Pour qu’il soit véritablement en mesure de juger les principaux auteurs des crimes, le Tribunal ne doit pas être surchargé d’affaires concernant d’autres accusés. Or, la plupart des personnes qui comparaissent devant lui actuellement n’ont joué qu’un rôle subalterne. L’une des solutions auxquelles nous avons pensé, et qui a reçu le soutien du Groupe d’experts, consisterait à nommer des juges ad hoc ou temporaires pour siéger dans les affaires du Tribunal. Ces juges ad hoc, expérimentés, se verraient attribuer des affaires en fonction des besoins du Tribunal et percevraient des indemnités journalières. Lorsque la charge de travail du Tribunal est lourde, ils seraient ainsi appelés à siéger dans le cadre d’une affaire spécifique, au terme de laquelle leur mandat prendrait fin. Cela permettrait de réduire considérablement la charge de travail du Tribunal et d’écourter la durée de la détention. En outre, le coût de juges ad hoc serait relativement peu élevé, car ces derniers ne travailleraient que pour de courtes périodes. Un certain nombre d’aspects seront à examiner à ce propos, mais j’entends encourager mes homologues à étudier sérieusement cette possibilité.

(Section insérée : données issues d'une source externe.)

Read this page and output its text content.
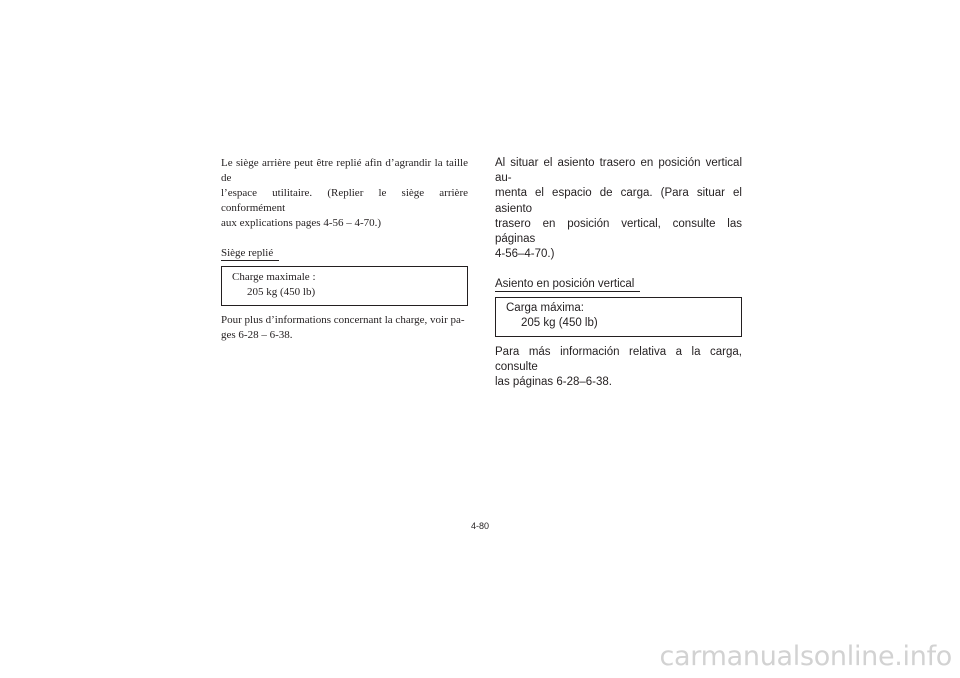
Le siège arrière peut être replié afin d’agrandir la taille de
l’espace utilitaire. (Replier le siège arrière conformément
aux explications pages 4-56 – 4-70.)

Siège replié
Charge maximale :
205 kg (450 lb)

Pour plus d’informations concernant la charge, voir pa-
ges 6-28 – 6-38.

Al situar el asiento trasero en posición vertical au-
menta el espacio de carga. (Para situar el asiento
trasero en posición vertical, consulte las páginas
4-56–4-70.)

Asiento en posición vertical
Carga máxima:
205 kg (450 lb)

Para más información relativa a la carga, consulte
las páginas 6-28–6-38.

4-80
carmanualsonline.info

Une autre solution consisterait à avoir recours à la mise en liberté provisoire pour réduire la durée de la détention. En raison du caractère particulièrement grave des chefs d’accusation retenus contre les accusés, des difficultés rencontrées par le Tribunal pour obtenir l’arrestation d’un grand nombre de ceux qui sont actuellement placés sous sa garde, et de la situation politique en ex-Yougoslavie, la mise en liberté provisoire doit être accordée avec prudence. Cependant, au vu du temps passé en détention par certains accusés, j’estime qu’il convient de réexaminer cette question. Le Groupe d’expert a principalement recommandé que la Chambre de première instance informe l’accusé, lors de lors sa comparution initiale, du fait que son procès se poursuivra en son absence s’il est mis en liberté provisoire et ne revient pas au Tribunal dans les délais prévus. En pareil cas, la Chambre conclurait au renoncement de la part de l’accusé à son droit à être présent à son procès, et celui-ci se poursuivrait sans lui. De même, j’ai l’intention d’encourager mes homologues de La Haye à examiner cette proposition attentivement.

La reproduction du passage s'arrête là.